On a closer look I realized most of them were probably in their early twenties or so. None of them had baby fat the way teenagers do. They were all impeccably groomed, not a single pair of jeans sagging, not a gut hanging out. They all clearly brushed their hair. Jessica tapped me, and I realized I had been gawking at them. Rather than making a fuzz about it she just named them all for me. Emmet was the thirty-year-old; his girlfriend Rosalie was the blonde one; Jasper was the one who looked ex-military; his girlfriend was the nearly bald Alice (I wondered briefly if she had gone through chemo and felt bad for her); and the prettiest one, who also looked the most bored, was Bella.
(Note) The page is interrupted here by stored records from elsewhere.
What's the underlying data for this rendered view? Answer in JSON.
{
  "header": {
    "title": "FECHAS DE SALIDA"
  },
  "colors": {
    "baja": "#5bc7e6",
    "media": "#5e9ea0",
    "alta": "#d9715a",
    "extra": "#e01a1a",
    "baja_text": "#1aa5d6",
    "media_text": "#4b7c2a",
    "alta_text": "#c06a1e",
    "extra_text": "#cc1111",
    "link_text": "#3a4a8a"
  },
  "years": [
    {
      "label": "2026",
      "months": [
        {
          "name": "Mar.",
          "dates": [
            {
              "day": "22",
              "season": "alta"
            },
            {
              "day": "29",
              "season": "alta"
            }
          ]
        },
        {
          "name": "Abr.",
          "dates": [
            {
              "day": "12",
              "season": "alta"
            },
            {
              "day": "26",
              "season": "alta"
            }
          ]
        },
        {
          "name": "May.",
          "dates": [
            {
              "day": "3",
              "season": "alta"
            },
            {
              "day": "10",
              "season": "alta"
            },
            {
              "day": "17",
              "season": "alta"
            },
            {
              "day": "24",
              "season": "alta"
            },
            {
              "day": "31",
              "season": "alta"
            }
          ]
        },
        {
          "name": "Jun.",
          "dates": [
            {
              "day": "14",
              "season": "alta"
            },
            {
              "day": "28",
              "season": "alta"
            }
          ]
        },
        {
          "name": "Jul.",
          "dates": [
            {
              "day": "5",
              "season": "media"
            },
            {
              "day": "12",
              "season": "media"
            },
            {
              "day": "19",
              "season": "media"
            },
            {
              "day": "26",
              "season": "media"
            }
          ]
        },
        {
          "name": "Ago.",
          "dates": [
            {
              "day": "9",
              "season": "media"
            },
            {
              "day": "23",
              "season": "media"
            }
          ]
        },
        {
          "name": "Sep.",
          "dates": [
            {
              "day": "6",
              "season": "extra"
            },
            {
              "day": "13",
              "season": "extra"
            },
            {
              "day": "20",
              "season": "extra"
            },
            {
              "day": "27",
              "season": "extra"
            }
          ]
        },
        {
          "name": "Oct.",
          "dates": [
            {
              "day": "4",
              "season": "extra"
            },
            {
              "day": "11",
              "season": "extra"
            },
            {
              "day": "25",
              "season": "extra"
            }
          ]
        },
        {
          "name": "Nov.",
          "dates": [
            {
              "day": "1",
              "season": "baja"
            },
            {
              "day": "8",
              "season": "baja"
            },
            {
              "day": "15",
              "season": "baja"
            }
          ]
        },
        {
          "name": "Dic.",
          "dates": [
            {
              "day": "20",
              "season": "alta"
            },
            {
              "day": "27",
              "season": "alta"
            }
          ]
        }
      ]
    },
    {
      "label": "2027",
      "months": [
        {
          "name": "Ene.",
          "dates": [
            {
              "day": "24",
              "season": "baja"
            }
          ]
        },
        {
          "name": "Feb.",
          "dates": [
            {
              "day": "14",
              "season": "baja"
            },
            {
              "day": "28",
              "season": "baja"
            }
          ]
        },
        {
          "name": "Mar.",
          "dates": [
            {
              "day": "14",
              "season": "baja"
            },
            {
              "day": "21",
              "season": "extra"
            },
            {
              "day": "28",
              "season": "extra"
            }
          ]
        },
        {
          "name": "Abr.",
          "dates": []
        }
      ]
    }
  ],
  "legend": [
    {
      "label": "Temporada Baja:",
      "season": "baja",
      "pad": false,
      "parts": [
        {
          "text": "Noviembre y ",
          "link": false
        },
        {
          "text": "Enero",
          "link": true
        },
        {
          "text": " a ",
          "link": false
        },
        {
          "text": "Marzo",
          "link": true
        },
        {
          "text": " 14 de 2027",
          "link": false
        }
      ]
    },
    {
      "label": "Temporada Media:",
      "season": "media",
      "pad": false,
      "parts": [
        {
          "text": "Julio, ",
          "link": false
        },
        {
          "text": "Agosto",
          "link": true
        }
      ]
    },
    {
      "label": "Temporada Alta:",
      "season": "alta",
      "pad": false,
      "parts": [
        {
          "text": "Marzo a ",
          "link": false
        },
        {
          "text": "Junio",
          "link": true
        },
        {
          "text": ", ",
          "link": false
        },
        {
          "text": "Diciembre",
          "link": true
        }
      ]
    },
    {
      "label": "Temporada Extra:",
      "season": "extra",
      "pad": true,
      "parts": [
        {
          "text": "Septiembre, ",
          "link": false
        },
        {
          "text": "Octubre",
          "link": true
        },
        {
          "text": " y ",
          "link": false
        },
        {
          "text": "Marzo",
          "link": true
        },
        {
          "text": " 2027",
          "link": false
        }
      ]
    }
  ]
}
"Bella?" I said, reminded of the scene in MiB where Kay introduces Zzltpr and Bob. Bella sounded like such a modern name, and the others were what my friends' grandchildren would call "grandparent names". Jessica briefly explained that her actual name was Isabella, but that a name starting with "is a" just offered too many opportunities for teasing.
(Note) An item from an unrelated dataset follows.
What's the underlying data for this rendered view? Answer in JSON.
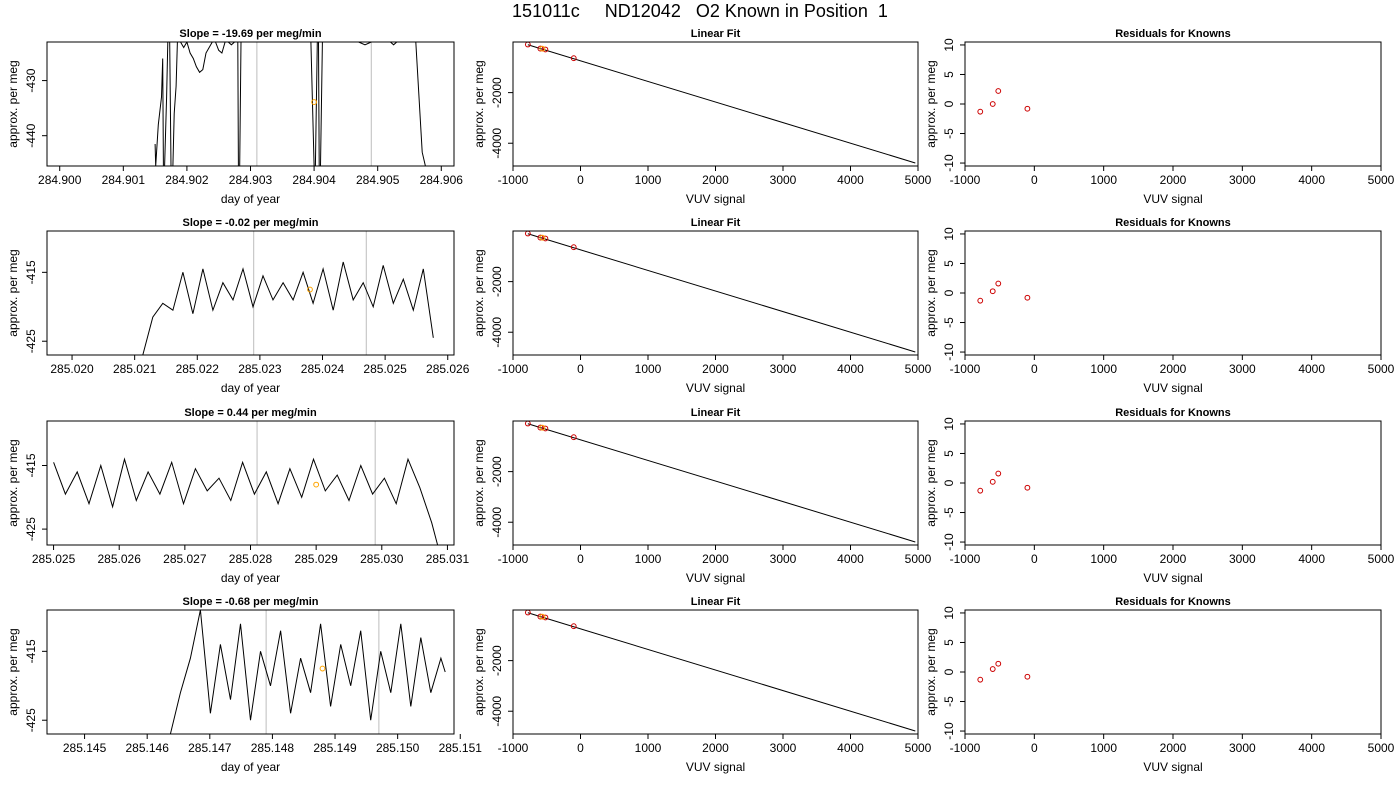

Bella glanced over at us. She didn't say anything. Emmet was talking about killing a bear with his bare hands.
My eyesight is so-so, but my hearing is actually pretty good. I need a hearing aid for close-up conversations, or rather to discern words in a sea of voices and background noises, but if I concentrate I can often do without.
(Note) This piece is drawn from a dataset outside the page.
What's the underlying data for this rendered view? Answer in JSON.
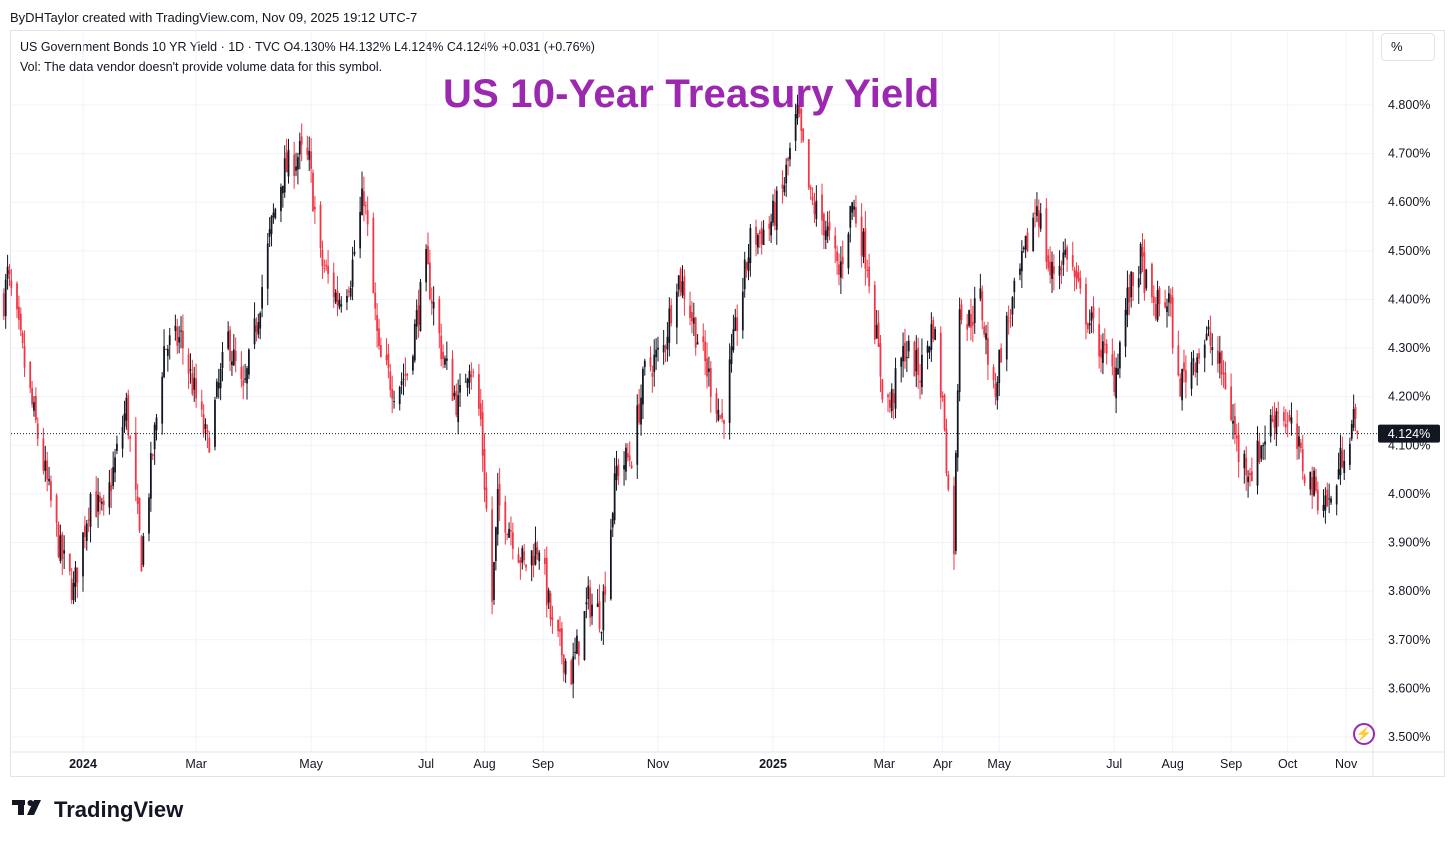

Bella kept staring at me until I looked away. Apparently she didn't like being gawked at. I couldn't say I blamed her.
After lunch I had biology. I got there last and all but one seat had been filled: the one next to someone I recognized as Bella. As I walking to that seat my cane caught in a backpack someone had carelessly thrown on the floor, and I tripped. I caught myself on a nearby desk. When I looked at Bella to ask if she minded if I sat there, I saw her glaring at me with all the hostility someone with blood red contacts and a gothic look could muster.
"Fine," I mumbled, and sat down.
The whole class, which was about cell biology, she remained defiantly silent. I sighed. Most people keep chattering whether you are listening or not. It can be annoying, but at least you feel like you've connected.
The last class of the day was gym. I wondered if I should ask for an exemption form, using the excuse that I thought I had had a whiff of polio when I was young and was now unable to grow muscle. I dismissed the thought as defeatist. Instead I asked the teacher if I could lift weights in the corner instead of playing a ball game, and he let me.
At the end of the day I went home and read my biology text book. Then I went to bed. Maybe this going back to school thing wasn't such a good idea.